Monday, September 1, 2014

High Yield Reads - 9/1/14

Summary of recent stories of interest, sometimes enduring, to investors:

  • A Wealth of Common Sense - Charlie Munger's Investing Principles. My two favorites - “If you can get good at destroying your own wrong ideas, that is a great gift.” and "I don’t think you can get to be a really good investor over a broad range without doing a massive amount of reading." 
  • Who says Google doesn't pay a dividend? WMD portfolio company (and dividend champion) Raven Industries, manufactures the balloons used in Google's Project Loon. Erika Morphy summarizes the project's expansion goals for 2014.
  • Todd Wenning - Playing the Loser's Game. Its hard for individual investors to beat the pros in the short run, instead focus on avoiding mistakes.
  • Morningstar - dividends play a critical role in long run returns

  • Morgan Housel - Finance is a Strange Industry
    • "I can't think of an industry that is so important to everyone yet so few care about.

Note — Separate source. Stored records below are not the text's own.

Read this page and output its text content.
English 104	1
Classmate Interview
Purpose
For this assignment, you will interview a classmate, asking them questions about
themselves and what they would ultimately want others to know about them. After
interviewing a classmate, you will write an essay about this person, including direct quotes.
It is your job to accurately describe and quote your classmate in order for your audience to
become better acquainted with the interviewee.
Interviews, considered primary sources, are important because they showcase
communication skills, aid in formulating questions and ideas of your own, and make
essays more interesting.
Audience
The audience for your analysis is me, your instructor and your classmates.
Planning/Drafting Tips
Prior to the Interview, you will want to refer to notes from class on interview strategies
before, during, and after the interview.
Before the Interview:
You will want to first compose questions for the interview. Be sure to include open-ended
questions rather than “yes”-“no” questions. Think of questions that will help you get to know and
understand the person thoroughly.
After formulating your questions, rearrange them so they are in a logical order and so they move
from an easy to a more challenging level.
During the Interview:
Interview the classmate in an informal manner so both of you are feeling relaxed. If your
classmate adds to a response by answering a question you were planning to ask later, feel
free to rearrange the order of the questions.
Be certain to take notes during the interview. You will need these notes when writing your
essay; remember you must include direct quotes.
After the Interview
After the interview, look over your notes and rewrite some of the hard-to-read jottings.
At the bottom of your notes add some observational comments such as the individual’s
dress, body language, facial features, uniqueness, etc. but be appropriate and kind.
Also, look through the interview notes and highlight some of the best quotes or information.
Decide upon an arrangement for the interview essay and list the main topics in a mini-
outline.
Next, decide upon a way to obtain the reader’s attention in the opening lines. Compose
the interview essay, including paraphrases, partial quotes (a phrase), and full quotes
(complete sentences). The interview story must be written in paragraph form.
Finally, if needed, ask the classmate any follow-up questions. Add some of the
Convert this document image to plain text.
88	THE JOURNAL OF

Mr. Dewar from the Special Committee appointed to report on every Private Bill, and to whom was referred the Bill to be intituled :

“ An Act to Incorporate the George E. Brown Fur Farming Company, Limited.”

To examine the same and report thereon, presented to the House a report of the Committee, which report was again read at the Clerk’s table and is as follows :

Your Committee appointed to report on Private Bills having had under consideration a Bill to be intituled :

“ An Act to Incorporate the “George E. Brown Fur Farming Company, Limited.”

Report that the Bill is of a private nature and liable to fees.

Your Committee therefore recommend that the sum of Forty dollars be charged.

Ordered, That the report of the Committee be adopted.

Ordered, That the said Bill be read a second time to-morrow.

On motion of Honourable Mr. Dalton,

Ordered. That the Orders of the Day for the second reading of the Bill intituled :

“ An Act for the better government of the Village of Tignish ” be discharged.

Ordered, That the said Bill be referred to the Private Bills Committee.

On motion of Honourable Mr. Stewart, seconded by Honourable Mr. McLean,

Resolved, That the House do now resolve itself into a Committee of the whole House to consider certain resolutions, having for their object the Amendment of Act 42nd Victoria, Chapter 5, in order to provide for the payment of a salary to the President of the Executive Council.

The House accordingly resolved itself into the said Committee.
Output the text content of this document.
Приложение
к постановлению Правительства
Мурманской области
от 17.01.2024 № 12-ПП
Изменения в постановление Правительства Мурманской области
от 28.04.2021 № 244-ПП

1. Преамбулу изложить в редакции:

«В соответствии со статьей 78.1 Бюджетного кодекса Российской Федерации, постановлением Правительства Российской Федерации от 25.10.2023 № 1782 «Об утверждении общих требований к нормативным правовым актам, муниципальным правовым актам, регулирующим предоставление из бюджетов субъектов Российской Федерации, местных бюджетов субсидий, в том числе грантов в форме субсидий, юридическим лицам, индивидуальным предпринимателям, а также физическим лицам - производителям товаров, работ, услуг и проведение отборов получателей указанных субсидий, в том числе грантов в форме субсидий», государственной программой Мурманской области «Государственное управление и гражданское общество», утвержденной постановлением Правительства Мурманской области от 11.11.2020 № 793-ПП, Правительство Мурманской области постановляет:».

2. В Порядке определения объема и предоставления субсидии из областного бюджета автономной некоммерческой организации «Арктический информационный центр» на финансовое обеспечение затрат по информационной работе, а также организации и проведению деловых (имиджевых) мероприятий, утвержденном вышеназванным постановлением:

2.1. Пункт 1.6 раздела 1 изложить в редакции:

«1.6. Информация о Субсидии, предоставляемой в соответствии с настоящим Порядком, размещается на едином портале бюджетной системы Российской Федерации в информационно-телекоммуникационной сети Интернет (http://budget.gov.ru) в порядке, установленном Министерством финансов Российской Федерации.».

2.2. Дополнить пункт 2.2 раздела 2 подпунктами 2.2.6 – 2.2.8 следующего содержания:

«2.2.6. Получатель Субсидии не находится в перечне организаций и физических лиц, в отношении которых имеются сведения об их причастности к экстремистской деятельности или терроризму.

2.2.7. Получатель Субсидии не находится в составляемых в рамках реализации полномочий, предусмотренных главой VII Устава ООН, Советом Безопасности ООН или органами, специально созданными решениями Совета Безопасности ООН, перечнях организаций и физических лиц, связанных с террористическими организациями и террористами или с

I get why people don't like calculus, or chemistry, or geography. They can do fine in life without mastering those subjects. Finance is different. Everyone's well-being depends on understanding it, no matter how boring you think it is. Everyone has a moral obligation to themselves and their family to have a basic understanding of how saving, investing, debt, and interest work. When people say, "I don't like finance," they're really saying, "I don't like security, stability, comfort, or taking care of my family. And my kids probably don't need college." There are few other subjects -- health might be the exception -- in which people have an obligation to understand something, yet so many willingly choose not to."
  • It was somewhat surprising to see Neil Woodford buy into HSBC bank, but even though it was a relatively large position, he has sold out of it already over concerns of fines.